Projet
de villégiature. Détails sur la vie à Chaville. Faiblesse de santé. Sur le
mouvement renaissant des pèlerinages en France.
Chaville,
23 juin 1873
Bien chères amies,
J'avais pensé que mon petit voyage à Duclair pourrait s'effectuer vers le 22 de
ce mois, mais divers obstacles, provenant de nos travaux ou affaires
ordinaires, sont survenus qui me retiendront ici jusqu'aux premiers jours de
juillet. D'une autre part, la chaleur excessive qui s'est tout à coup
manifestée m'a causé quelques malaises de santé qui m'eussent rendu bien
difficile la fatigue de la route; je vais et agis encore un peu, malgré ma
faiblesse habituelle et mes vieilles années, mais à la condition de choisir le
temps et les jours favorables. Si, pour cette raison ou pour quelque autre
d'autre genre, je n'avais pas d'empêchement, je me proposerais de partir le 7 juillet
(lundi) pour rester près de vous jusqu'au jeudi 17; ce serait un jour de moins
que l'an dernier, mais la fête de St Vincent de Paul, qui se fait
pour tout notre monde le samedi 19 et qui réunit à Chaville 300 personnes (y
compris nos 200 enfants), ne me permettrait pas de différer davantage mon
retour; mon absence à cette époque (jusqu'au 17) ne serait même pas sans
notable inconvénient, car, pour préparer une réunion si nombreuse et qui dure
tout le jour, pour mettre en bon ordre la maison et ses dépendances, il y a
d'autant plus à faire que notre personnel ici est fort insuffisant. Peut-être
serait-il mieux d'ajourner mon départ jusqu'à la fin de juillet, encore sa
réalisation serait-elle à ce moment toute dépendante de mon état de santé, si
les grandes chaleurs venaient à continuer. Soyez bien assurées, chères amies,
qu'il n'y a nulle hésitation dans ma volonté de vous rendre visite, mes
mouvements sont seulement gênés, comme vous le voyez, par diverses
circonstances comme par l'insuffisance de mes forces. Ce dernier point sera
surtout décisif et me fera choisir de préférence le moment où je serai le moins
mal dispos. Si je puis vous prévenir un peu à l'avance, je le ferai
certainement. Aujourd'hui, encore sous l'influence du malaise que les orages m'ont
causé, je reste sans vue nette touchant la date précise de mon voyage. Vous le
verrez, du reste, par ces longues explications, à la fin desquelles ni vous ni
moi ne sommes, après, mieux éclairés qu'avant; espérons que quelques jours de
délai nous donneront plus de lumière. Vous pourriez, de votre côté, y
contribuer en me disant à quel moment mon voyage vous conviendrait le mieux,
car il importe beaucoup qu'il s'arrange avec vos propres dispositions.

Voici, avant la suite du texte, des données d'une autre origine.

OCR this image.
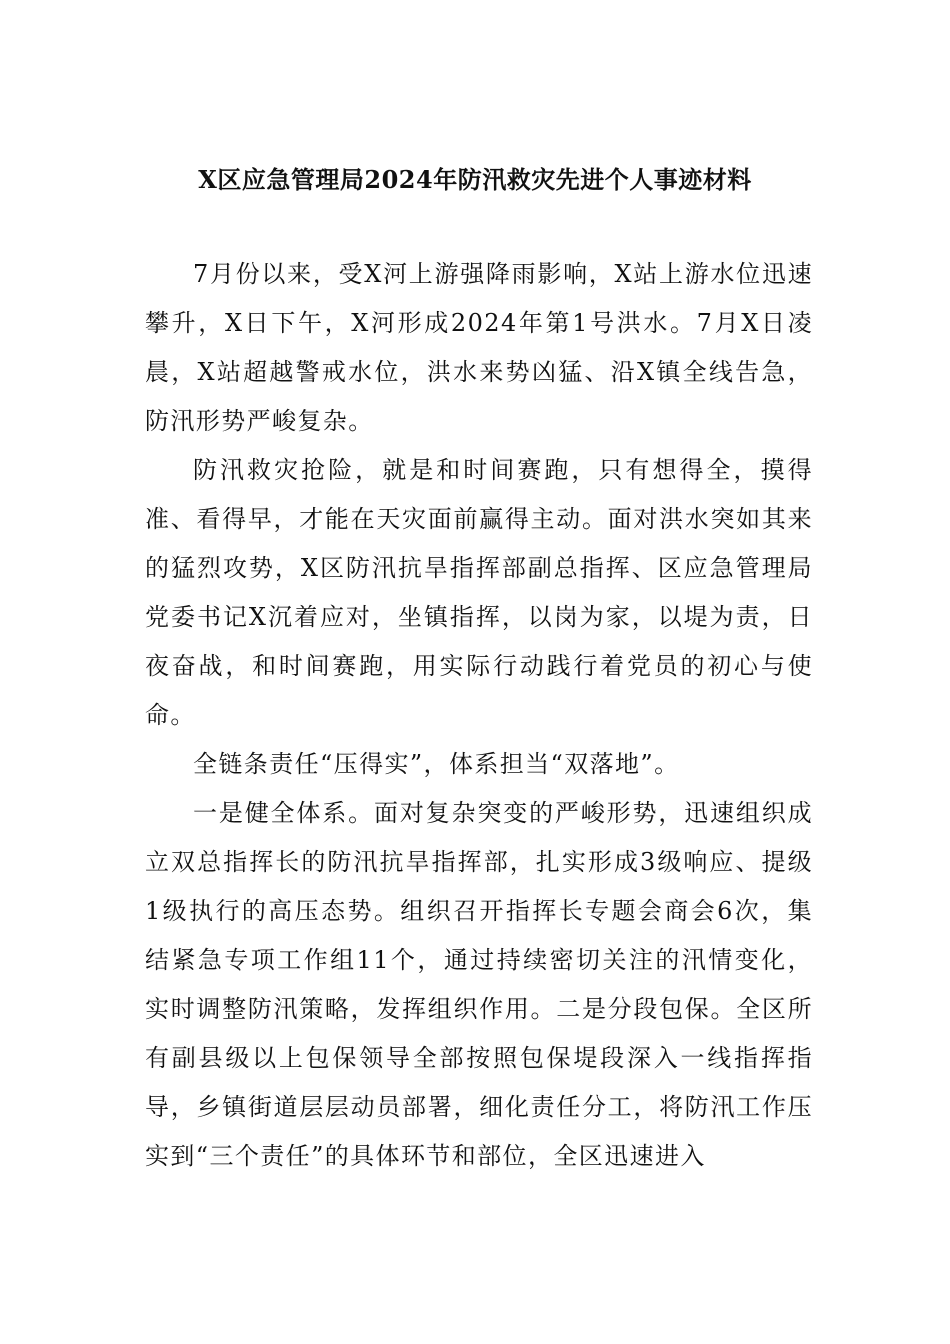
X区应急管理局2024年防汛救灾先进个人事迹材料

7月份以来，受X河上游强降雨影响，X站上游水位迅速攀升，X日下午，X河形成2024年第1号洪水。7月X日凌晨，X站超越警戒水位，洪水来势凶猛、沿X镇全线告急，防汛形势严峻复杂。

防汛救灾抢险，就是和时间赛跑，只有想得全，摸得准、看得早，才能在天灾面前赢得主动。面对洪水突如其来的猛烈攻势，X区防汛抗旱指挥部副总指挥、区应急管理局党委书记X沉着应对，坐镇指挥，以岗为家，以堤为责，日夜奋战，和时间赛跑，用实际行动践行着党员的初心与使命。

全链条责任“压得实”，体系担当“双落地”。

一是健全体系。面对复杂突变的严峻形势，迅速组织成立双总指挥长的防汛抗旱指挥部，扎实形成3级响应、提级1级执行的高压态势。组织召开指挥长专题会商会6次，集结紧急专项工作组11个，通过持续密切关注的汛情变化，实时调整防汛策略，发挥组织作用。二是分段包保。全区所有副县级以上包保领导全部按照包保堤段深入一线指挥指导，乡镇街道层层动员部署，细化责任分工，将防汛工作压实到“三个责任”的具体环节和部位，全区迅速进入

Je ne vois guère de faits notables à vous communiquer, nos travaux et actes
sont à peu près les mêmes; les lois de conscription deviennent menaçantes pour
quelques-uns de nos jeunes gens; on vient de nous en enlever violemment un qui
ne se croyait pas obligé à partir et qu'on a puni pour avoir trop différé [f.
Briscul]. Le bien ne se fait pas, de nos jours, sans de grandes difficultés;
mais, plus le chemin est rude, plus le repos sera doux à la fin du voyage.
Notre Normandie, peu inflammable naturellement, entre-t-elle un peu dans l'entraînement
des pèlerinages? Avez-vous, dans vos alentours, quelques personnes qui s'y
soient portées? On attend de bons résultats de l'ardeur religieuse qu'ils ont
réveillée; c'était la conviction de tous les chrétiens qu'on ne sortirait pas
des crises douloureuses où la
France s'est trouvée sans recours aux moyens de foi;
espérons, puisqu'on a beaucoup et ardemment prié. Le Gouvernement actuel semble
aussi plus disposé que le précédent à maintenir l'ordre et à favoriser le bien.
Adieu, bien chères amies, croyez qu'à travers tous les changements divers une
chose demeure invariable, c'est ma constante et vive affection pour vous.